Şimdi sen, seninle baş başasın!.. Yarattığın kaosu söndürmek durumundasın!..

1-Halk, sanığın gerçek anlamda suçlu olduğuna inanmak istiyor.

2-Devlet, delillerini güçlendirmeni istiyor.

3-Sanık, içeriden tuttuğu 'maşalar' -kimileri burnunun dibindeki insanlar(!)- sayesinde seni öldürmeye çalışıyor...

Her şey bir telefonla başlıyor: 

"88 dakikan var doktor, yaşayacak son 88 dakika!.. Zaman akıyor!.. Tik Tak Dok!"

***
Fena sayılamayacak konusuna ve gelmiş geçmiş en büyük oyunculardan birini kadrosunda bulundurmasına rağmen '88 Minutes' anca vasat bir film. 

İnsan Al Pacino adını bir filmin kadrosunda görünce bir garip oluyor, "ne zaman geliyormuş sinemalara, aman kaçırmayalım!" diyor. Ancak Ukde Sineması'nda izlediğim en zayıf filmlerden biri maalesef Al Pacino'nun baş rolünü oynadığı 88 Minutes filmiydi.

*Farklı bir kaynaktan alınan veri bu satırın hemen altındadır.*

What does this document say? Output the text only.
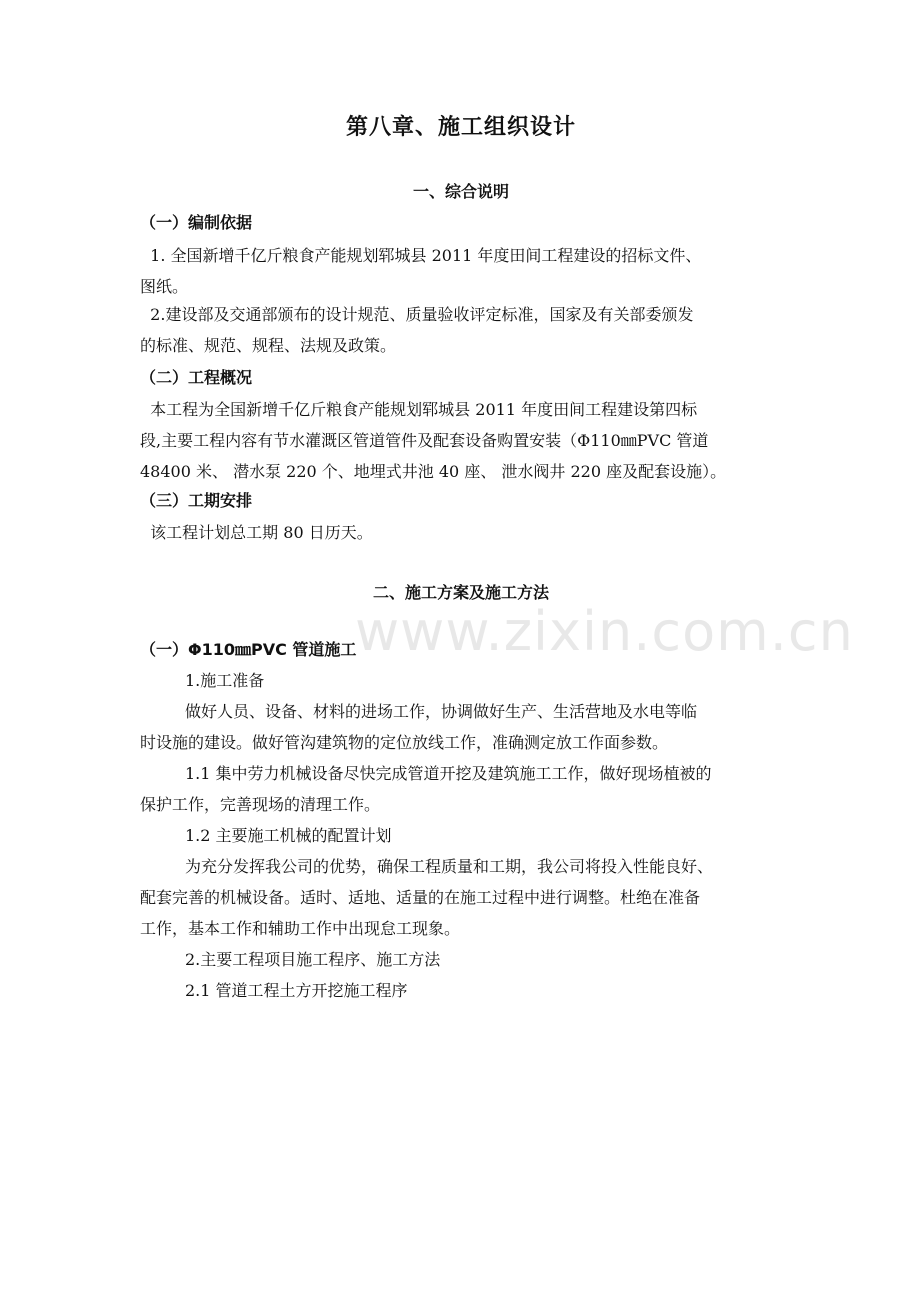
www.zixin.com.cn
第八章、施工组织设计
一、综合说明
（一）编制依据
1. 全国新增千亿斤粮食产能规划郓城县 2011 年度田间工程建设的招标文件、
图纸。
2.建设部及交通部颁布的设计规范、质量验收评定标准，国家及有关部委颁发
的标准、规范、规程、法规及政策。
（二）工程概况
本工程为全国新增千亿斤粮食产能规划郓城县 2011 年度田间工程建设第四标
段,主要工程内容有节水灌溉区管道管件及配套设备购置安装（Φ110㎜PVC 管道
48400 米、 潜水泵 220 个、地埋式井池 40 座、 泄水阀井 220 座及配套设施）。
（三）工期安排
该工程计划总工期 80 日历天。
二、施工方案及施工方法
（一）Φ110㎜PVC 管道施工
1.施工准备
做好人员、设备、材料的进场工作，协调做好生产、生活营地及水电等临
时设施的建设。做好管沟建筑物的定位放线工作，准确测定放工作面参数。
1.1 集中劳力机械设备尽快完成管道开挖及建筑施工工作，做好现场植被的
保护工作，完善现场的清理工作。
1.2 主要施工机械的配置计划
为充分发挥我公司的优势，确保工程质量和工期，我公司将投入性能良好、
配套完善的机械设备。适时、适地、适量的在施工过程中进行调整。杜绝在准备
工作，基本工作和辅助工作中出现怠工现象。
2.主要工程项目施工程序、施工方法
2.1 管道工程土方开挖施工程序
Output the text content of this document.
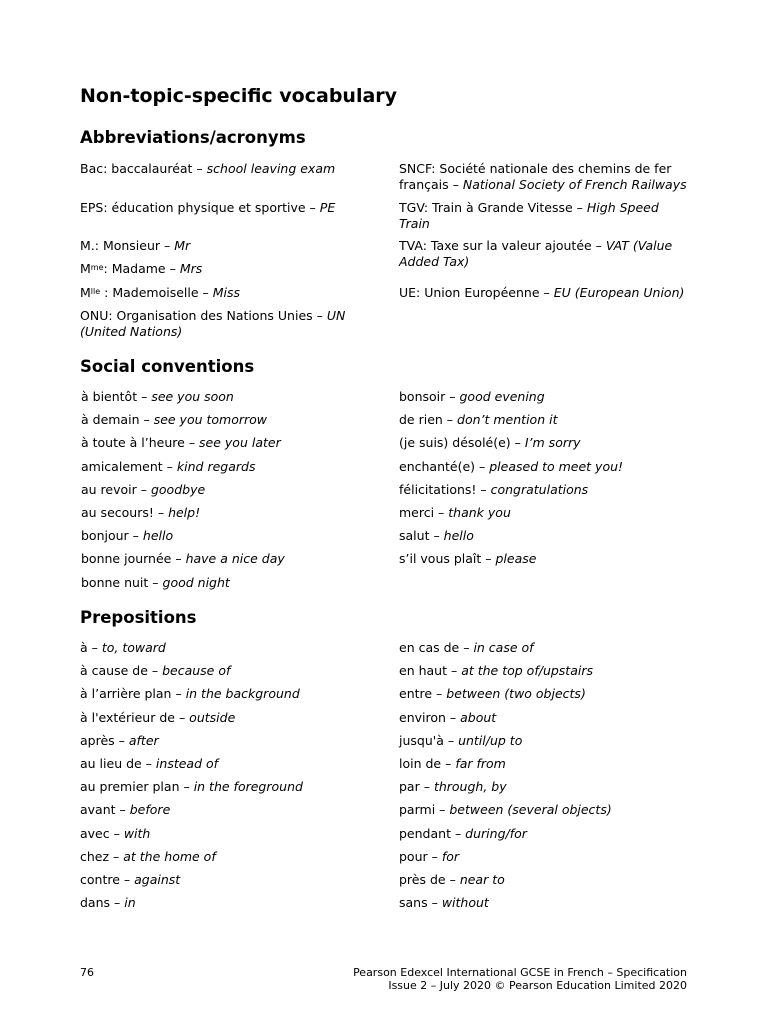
Non-topic-specific vocabulary
Abbreviations/acronyms
Bac: baccalauréat – school leaving exam
EPS: éducation physique et sportive – PE
M.: Monsieur – Mr
$M^{me}$: Madame – Mrs
$M^{lle}$ : Mademoiselle – Miss
ONU: Organisation des Nations Unies – UN
(United Nations)
SNCF: Société nationale des chemins de fer
français – National Society of French Railways
TGV: Train à Grande Vitesse – High Speed
Train
TVA: Taxe sur la valeur ajoutée – VAT (Value
Added Tax)
UE: Union Européenne – EU (European Union)
Social conventions
à bientôt – see you soon
à demain – see you tomorrow
à toute à l’heure – see you later
amicalement – kind regards
au revoir – goodbye
au secours! – help!
bonjour – hello
bonne journée – have a nice day
bonne nuit – good night
bonsoir – good evening
de rien – don’t mention it
(je suis) désolé(e) – I’m sorry
enchanté(e) – pleased to meet you!
félicitations! – congratulations
merci – thank you
salut – hello
s’il vous plaît – please
Prepositions
à – to, toward
à cause de – because of
à l’arrière plan – in the background
à l'extérieur de – outside
après – after
au lieu de – instead of
au premier plan – in the foreground
avant – before
avec – with
chez – at the home of
contre – against
dans – in
en cas de – in case of
en haut – at the top of/upstairs
entre – between (two objects)
environ – about
jusqu'à – until/up to
loin de – far from
par – through, by
parmi – between (several objects)
pendant – during/for
pour – for
près de – near to
sans – without
76	Pearson Edexcel International GCSE in French – Specification
Issue 2 – July 2020 © Pearson Education Limited 2020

Söylenecek fazla söz yok. Sinemadaki hayal kırıklıklarını anlatmak yersizdir, izlemek, kendi yasalarına göre yargılamak lazım. Bir sinema eserini de edebi eserlerden ayıran üç beş farktan biri de bu olsa gerek!..
 
***

"Tik Tak Dok!", filme dair en yaratıcı replikti. Al Pacino'nun öğrencilerine son sahnede yaptığı konuşmadan çok daha etkili ve gerçekçiydi.

Not: Bu yazıda yaptığım, ilk cümlelerde anlattığım özelliklerden mahrum bir kurmacadır.